Negatives: a few areas won’t be of use to most BSD users, like the section on packaging, or the bash-centric instructions in the shell programming area.  There’s the occasional off comment, like that OpenSSH originates from “the BSD project”.  There’s surprisingly little of this however, and I had to think a bit to write this negative paragraph.

Positives:  The book puts the proper focus on some complex but rewarding aspects of command line use, like using vi (alright, vim) and understanding regular expressions.  Much of what it covers is the same material I’ve learned to use over time, and explained to others.

There’s clearly two areas to the book; the first half is about using the command line to accomplish work, and the second is about shell programming.  Making it at least through the first half will result in being able to work at a prompt with little issue, with the shell programming a nice bonus.  It’s not the normal mix of admin tasks and introductory text; it’s about working at the command line.  I imagine giving it to new software testers in a lab, or to a Windows user that has to deal with the occasional unfamiliar environment.  There isn’t an equivalent BSD-centric book like this, so it wouldn’t hurt a BSD user, either.

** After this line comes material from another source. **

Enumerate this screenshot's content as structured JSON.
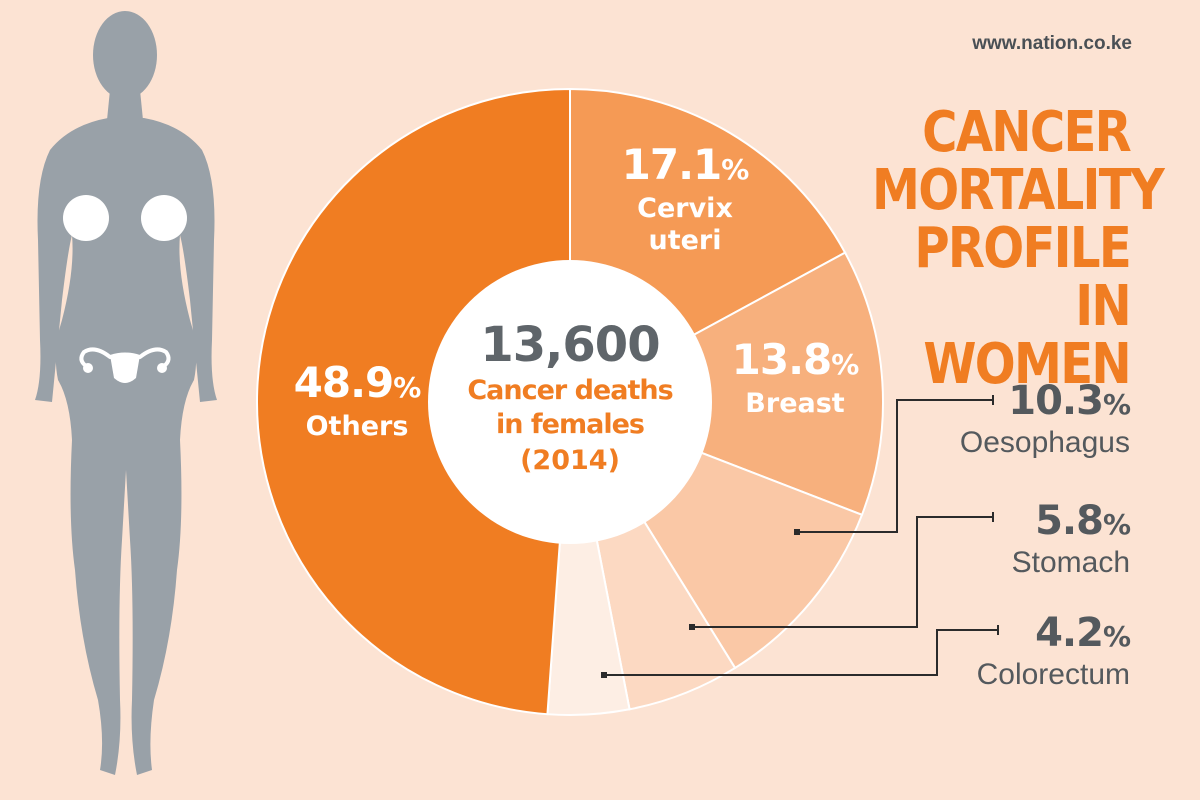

It’s available now at the No Starch website.

5 Replies to “Book review: The Linux Command Line”

  1. It’s worth pointing out that this fellow also has this book — maybe a slightly older edition — available under a Creative Commons license. According to his page (Linuxcommand.org), the No Starch Press version is just a reprint. Which is fine, since this version, when I looked at it, seemed to be just as good as Justin says the No Starch Press printed edition is.

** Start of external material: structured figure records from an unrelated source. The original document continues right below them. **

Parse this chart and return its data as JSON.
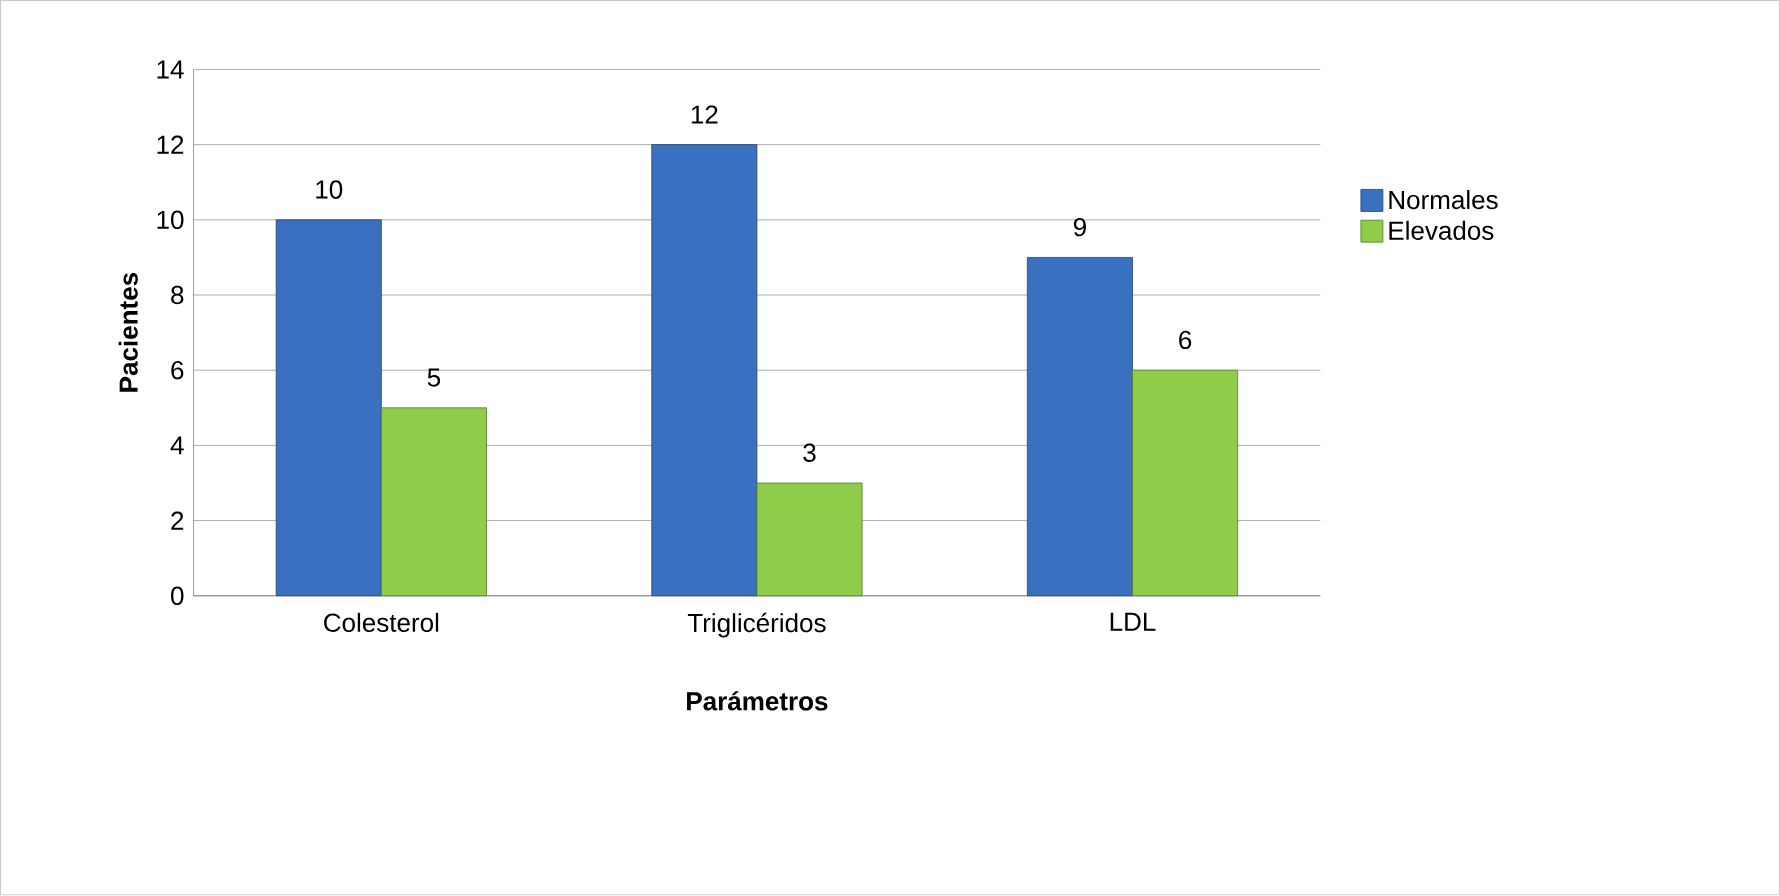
{
  "chart_data": {
    "type": "bar",
    "xlabel": "Parámetros",
    "ylabel": "Pacientes",
    "categories": [
      "Colesterol",
      "Triglicéridos",
      "LDL"
    ],
    "series": [
      {
        "name": "Normales",
        "color": "#3a70c0",
        "values": [
          10,
          12,
          9
        ]
      },
      {
        "name": "Elevados",
        "color": "#8fcc4a",
        "values": [
          5,
          3,
          6
        ]
      }
    ],
    "ylim": [
      0,
      14
    ],
    "yticks": [
      0,
      2,
      4,
      6,
      8,
      10,
      12,
      14
    ],
    "grid": "y",
    "legend": "right",
    "data_labels": true
  }
}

  2. I switched to this book last year for my Unix course. The students liked it, particularly the free download. The Author was happy to see it being used.

  3. I didn’t realize it had been previously published that way. I’m the best investigative journalist ever.

    In any case, I like having the physical book in hand; I find it very hard to sit and read electronic documents on my desktop for an extended period. It’s fine for “how do I fix this” sort of issues, but long reads are not pleasant. Or perhaps the rest of the Internet is too distracting.

  4. It would have been better as a physical book, because it was hard for the students to have both the terminal and examples from the PDF on the screen at the same time. Not enough screen real estate.

  5. TO: Will Backman
    –Right, desktop space is NEVER ehough… but then it’s the best time for them to learn their keyboard shortcuts, he-he. At least, that is how I learned them, only recently, although actively using bash command line for years now.
    It is SO MUCH easier to navigate between the open apps windows with Alt+Tab (GNOME) when they cover one another.
    With keyboard control of things it is just pressing the same keys and getting the window you need, while with mouse it is doing a more complex muscle work, which disturbs my concentration and effects the typing.
    My typing has improved these couple of weeks that I’ve been using kb shortcuts for everything, MUCH less wrong keys typed (almost none). This I couldn’t improve for years, never knowing the reason why.

    …OK, just wanted to say that mastering one’s keyboard goes side by side with CLI work.
    And generally, computers have improved a good deal since the days of DOS and all that, but in good many ways this progress has gone in a wrong direction. But that’s a long story…

    And logically: you have 100+ keys of your keyboard, a complete operation panel, and yet need to use some additional device like mouse. And when you have to do a lot of typing mouse is distracting (for me at least). So I’d say keyboard shortcuts are kinda the same level knowledge as CLI.